From an email from Jonathan Stone, who analyzed the Adler-32 as part of his doctoral thesis:

"Briefly, the problem is that, for very short packets, Adler32 is guaranteed to give poor coverage of the available bits. Don't take my word for it, ask Mark Adler. :-)

Adler-32 uses two 16-bit counters, s1 and s2. s1 is the sum of the input, taken as 8-bit bytes. s2 is a running sum of each value of s1. Both s1 and s2 are computed mod-65521 (the largest prime less than 2^16). Consider a packet of 128 bytes. The *most* that each byte can be is 255. There are only 128 bytes of input, so the greatest value which the s1 accumulator can have is 255 * 128 = 32640. So, for 128-byte packets, s1 never wraps. That is critical. Why?

The key is to consider the distribution of the s1 values, over some distribution of the values of the individual input bytes in each packet. Because s1 never wraps, s1 is simply the sum of the individual input bytes. (Even Doug's trick of adding 0x5555 doesn't help here, and an even larger value doesn't really help: we can get at most one mod-65521 reduction.)
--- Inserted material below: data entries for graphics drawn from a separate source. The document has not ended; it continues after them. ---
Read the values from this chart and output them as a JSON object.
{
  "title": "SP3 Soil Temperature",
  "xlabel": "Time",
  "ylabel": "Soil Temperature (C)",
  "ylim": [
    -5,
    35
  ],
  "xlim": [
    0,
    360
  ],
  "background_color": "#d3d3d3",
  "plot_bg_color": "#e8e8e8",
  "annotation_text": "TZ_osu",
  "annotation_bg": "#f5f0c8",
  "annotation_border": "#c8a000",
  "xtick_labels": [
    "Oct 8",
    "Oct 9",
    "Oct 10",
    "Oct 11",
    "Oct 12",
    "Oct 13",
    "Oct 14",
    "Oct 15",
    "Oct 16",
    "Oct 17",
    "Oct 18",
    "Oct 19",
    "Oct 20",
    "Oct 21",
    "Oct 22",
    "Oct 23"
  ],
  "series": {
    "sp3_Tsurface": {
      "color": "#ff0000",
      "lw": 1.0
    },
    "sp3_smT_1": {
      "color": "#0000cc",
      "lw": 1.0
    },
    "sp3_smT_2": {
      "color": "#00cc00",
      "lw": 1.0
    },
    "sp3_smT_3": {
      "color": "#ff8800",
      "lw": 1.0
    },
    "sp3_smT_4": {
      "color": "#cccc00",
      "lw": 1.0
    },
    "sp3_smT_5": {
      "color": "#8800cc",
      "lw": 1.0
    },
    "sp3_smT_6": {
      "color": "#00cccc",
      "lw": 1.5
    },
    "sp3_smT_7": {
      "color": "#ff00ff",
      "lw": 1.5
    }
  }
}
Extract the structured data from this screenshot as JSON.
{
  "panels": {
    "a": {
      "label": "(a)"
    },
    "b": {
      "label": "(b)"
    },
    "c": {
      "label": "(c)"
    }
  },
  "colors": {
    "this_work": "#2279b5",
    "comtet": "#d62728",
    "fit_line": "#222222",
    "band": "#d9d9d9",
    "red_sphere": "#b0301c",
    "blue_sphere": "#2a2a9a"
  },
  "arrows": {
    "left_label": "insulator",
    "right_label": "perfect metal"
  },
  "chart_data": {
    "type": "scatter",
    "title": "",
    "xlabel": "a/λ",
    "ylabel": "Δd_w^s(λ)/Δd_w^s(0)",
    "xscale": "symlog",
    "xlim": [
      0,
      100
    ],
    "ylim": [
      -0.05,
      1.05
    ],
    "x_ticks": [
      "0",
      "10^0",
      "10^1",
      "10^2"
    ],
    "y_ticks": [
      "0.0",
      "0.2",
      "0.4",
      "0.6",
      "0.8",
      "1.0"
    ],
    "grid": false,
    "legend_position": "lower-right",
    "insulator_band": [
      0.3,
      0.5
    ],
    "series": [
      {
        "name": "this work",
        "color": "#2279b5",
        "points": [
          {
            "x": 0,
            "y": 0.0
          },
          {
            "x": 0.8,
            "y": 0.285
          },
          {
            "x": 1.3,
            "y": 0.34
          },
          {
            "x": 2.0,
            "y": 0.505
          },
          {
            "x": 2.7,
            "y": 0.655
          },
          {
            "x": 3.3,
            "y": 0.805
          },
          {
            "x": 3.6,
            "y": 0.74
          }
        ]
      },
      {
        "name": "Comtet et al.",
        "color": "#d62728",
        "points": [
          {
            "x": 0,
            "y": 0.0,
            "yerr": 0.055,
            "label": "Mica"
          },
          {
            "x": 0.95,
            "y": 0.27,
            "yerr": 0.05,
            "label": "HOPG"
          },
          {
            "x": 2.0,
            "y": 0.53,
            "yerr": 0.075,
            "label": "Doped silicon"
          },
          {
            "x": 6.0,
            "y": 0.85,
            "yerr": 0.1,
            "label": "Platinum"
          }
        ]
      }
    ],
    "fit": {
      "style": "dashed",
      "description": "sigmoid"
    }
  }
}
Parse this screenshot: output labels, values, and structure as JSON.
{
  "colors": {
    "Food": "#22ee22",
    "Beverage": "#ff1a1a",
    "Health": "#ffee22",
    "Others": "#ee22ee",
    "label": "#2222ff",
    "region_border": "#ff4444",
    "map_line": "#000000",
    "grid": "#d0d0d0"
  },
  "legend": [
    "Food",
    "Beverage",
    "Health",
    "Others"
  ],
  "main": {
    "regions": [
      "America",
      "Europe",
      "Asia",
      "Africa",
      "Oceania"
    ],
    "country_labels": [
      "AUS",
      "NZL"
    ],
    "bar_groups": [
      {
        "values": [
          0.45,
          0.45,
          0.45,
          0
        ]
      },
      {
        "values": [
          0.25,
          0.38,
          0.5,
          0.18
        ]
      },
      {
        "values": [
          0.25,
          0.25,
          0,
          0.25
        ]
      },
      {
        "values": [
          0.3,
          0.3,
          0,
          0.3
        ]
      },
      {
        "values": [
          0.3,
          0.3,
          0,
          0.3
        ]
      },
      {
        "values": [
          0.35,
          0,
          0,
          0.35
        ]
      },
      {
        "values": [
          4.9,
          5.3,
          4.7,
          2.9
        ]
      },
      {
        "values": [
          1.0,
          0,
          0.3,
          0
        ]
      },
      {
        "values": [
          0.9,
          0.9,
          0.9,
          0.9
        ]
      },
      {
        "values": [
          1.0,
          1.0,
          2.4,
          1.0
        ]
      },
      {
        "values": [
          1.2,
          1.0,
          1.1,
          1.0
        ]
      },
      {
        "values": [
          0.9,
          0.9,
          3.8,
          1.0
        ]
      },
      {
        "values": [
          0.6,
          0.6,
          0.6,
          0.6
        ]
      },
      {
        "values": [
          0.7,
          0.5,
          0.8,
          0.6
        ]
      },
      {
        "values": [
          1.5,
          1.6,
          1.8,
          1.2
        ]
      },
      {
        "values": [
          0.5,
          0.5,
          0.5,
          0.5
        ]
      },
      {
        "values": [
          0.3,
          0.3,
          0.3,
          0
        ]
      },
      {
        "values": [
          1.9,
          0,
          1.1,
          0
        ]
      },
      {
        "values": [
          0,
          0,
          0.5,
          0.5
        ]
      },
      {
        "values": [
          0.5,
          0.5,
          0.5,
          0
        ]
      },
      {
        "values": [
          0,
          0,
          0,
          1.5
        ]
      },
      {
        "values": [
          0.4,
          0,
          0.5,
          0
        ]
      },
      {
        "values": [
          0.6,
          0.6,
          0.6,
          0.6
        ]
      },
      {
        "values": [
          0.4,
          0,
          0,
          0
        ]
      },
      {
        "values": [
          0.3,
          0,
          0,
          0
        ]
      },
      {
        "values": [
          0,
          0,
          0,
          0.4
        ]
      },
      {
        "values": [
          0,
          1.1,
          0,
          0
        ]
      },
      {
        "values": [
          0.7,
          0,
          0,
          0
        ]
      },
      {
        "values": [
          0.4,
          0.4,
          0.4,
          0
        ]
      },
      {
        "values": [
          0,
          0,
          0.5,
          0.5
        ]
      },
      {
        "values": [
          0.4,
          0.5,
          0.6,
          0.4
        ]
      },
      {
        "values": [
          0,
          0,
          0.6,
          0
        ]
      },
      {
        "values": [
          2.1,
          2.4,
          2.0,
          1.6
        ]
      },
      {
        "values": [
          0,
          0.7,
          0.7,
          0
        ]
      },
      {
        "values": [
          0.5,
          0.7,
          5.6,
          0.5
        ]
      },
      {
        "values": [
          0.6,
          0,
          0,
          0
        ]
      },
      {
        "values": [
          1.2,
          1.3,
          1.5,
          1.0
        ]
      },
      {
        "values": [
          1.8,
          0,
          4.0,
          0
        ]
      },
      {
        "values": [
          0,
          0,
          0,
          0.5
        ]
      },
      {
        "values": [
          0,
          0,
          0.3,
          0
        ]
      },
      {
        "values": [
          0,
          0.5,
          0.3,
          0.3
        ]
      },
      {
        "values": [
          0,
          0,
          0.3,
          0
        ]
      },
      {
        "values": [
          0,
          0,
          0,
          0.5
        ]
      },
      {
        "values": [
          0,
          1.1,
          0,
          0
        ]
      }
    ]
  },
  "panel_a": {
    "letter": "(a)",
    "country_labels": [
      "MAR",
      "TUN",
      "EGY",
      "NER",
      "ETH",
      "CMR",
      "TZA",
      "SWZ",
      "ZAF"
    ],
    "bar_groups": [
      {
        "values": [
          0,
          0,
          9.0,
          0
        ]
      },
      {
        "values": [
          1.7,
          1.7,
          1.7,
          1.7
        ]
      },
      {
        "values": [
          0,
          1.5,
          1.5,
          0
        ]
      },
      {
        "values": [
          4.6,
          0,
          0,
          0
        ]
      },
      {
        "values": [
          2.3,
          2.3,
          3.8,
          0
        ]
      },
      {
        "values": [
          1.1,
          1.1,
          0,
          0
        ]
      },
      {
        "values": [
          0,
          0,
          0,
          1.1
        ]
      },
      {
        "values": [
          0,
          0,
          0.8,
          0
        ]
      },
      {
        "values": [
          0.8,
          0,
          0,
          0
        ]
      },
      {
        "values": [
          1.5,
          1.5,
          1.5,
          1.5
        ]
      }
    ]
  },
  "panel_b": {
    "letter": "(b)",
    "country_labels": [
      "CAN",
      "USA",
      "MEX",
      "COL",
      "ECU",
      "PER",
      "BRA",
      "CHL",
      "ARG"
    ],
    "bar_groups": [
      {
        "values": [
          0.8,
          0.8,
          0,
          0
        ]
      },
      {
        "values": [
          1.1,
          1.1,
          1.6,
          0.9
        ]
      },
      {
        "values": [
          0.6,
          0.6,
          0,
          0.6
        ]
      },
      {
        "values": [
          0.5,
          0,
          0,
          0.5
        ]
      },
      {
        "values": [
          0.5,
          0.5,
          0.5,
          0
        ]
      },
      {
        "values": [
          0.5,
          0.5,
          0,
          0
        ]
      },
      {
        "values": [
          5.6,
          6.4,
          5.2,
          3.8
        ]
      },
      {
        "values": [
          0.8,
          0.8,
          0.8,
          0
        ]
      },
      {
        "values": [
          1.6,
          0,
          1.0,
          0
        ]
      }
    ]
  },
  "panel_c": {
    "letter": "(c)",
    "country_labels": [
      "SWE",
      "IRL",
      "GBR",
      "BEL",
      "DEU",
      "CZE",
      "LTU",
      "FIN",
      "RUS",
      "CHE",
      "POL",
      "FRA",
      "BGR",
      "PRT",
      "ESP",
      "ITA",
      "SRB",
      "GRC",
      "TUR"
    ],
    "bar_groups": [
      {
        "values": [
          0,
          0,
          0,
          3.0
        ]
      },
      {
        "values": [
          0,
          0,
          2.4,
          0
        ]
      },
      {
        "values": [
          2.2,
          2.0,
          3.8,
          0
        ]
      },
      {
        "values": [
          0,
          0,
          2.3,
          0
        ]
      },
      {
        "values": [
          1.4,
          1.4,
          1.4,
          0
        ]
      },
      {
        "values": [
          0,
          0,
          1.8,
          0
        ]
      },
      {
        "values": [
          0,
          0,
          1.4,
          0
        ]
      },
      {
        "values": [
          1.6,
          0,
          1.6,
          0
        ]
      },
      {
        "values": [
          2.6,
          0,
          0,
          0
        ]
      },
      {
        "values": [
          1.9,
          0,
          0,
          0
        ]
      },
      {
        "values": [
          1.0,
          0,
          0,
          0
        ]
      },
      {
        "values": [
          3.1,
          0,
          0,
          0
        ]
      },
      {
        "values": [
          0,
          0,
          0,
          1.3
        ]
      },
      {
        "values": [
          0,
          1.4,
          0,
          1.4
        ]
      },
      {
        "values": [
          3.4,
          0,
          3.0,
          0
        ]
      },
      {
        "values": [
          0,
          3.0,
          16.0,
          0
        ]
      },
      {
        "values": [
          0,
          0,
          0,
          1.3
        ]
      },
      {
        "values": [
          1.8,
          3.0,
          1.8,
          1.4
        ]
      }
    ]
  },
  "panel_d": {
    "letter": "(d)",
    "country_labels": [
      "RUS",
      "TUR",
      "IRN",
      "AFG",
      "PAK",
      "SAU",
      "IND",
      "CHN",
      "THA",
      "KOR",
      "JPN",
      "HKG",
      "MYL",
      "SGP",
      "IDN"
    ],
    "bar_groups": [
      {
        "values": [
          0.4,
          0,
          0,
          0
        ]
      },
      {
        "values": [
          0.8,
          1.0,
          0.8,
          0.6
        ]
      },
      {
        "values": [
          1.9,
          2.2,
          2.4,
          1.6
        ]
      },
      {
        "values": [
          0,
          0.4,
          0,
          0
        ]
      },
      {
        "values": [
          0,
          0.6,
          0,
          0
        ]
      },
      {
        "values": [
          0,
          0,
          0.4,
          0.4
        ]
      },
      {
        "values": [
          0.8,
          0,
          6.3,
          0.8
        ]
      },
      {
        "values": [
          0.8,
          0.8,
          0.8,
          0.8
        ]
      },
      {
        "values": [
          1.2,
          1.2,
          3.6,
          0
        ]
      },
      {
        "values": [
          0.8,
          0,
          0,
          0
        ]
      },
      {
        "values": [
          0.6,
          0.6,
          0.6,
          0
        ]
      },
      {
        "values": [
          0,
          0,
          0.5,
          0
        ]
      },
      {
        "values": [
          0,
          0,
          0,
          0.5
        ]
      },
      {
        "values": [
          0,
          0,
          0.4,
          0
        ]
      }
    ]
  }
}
Given the further assumption that the input bytes are drawn independently from some distribution (they probably aren't: for file system data, it's even worse than that!), the Central Limit Theorem tells us that that s1 will tend to have a normal distribution. That's bad: it tells us that the value of s1 will have hot-spots at around 128 times the mean of the input distribution: around 16k, assuming a uniform distribution. That's bad. We want the accumulator to wrap as many times as possible, so that the resulting sum has as close to a uniform distribution as possible. (I call this "fairness".)

Luckily, the Fibonacci Checksum covered here is not affected as much because

  1. The computations are over wider words, more data is likely to be spread over the registers
  2. Both halves of the registers are combined by XOR, without carry generation, to further "mix" the result and reduce the width from 64 to 32 bits (or 32 to 16 bits if you wish)
  3. If you have short packets, a shorter checksum is more appropriate.
  4. The Fibonacci growth of φ=1.6something makes this checksum a cousin of polynomial checksums, with a slow growth yet still faster than Adler32:
    1. 32-bits words are filled in about 45 cycles (if we suppose the first word = 0x00000001 and the rest cleared)
    2. 16-bits words are filled in 24 cycles (idem, starting from 1 followed by 0s)

However : be cautious with payloads that are short and/or contain very similar or consecutive values, such as protocol headers (such as with TCP). A mitigation would place the most variable data (such as "sequence number") at the very beginning to provide as much avalanche and wraparound as possible).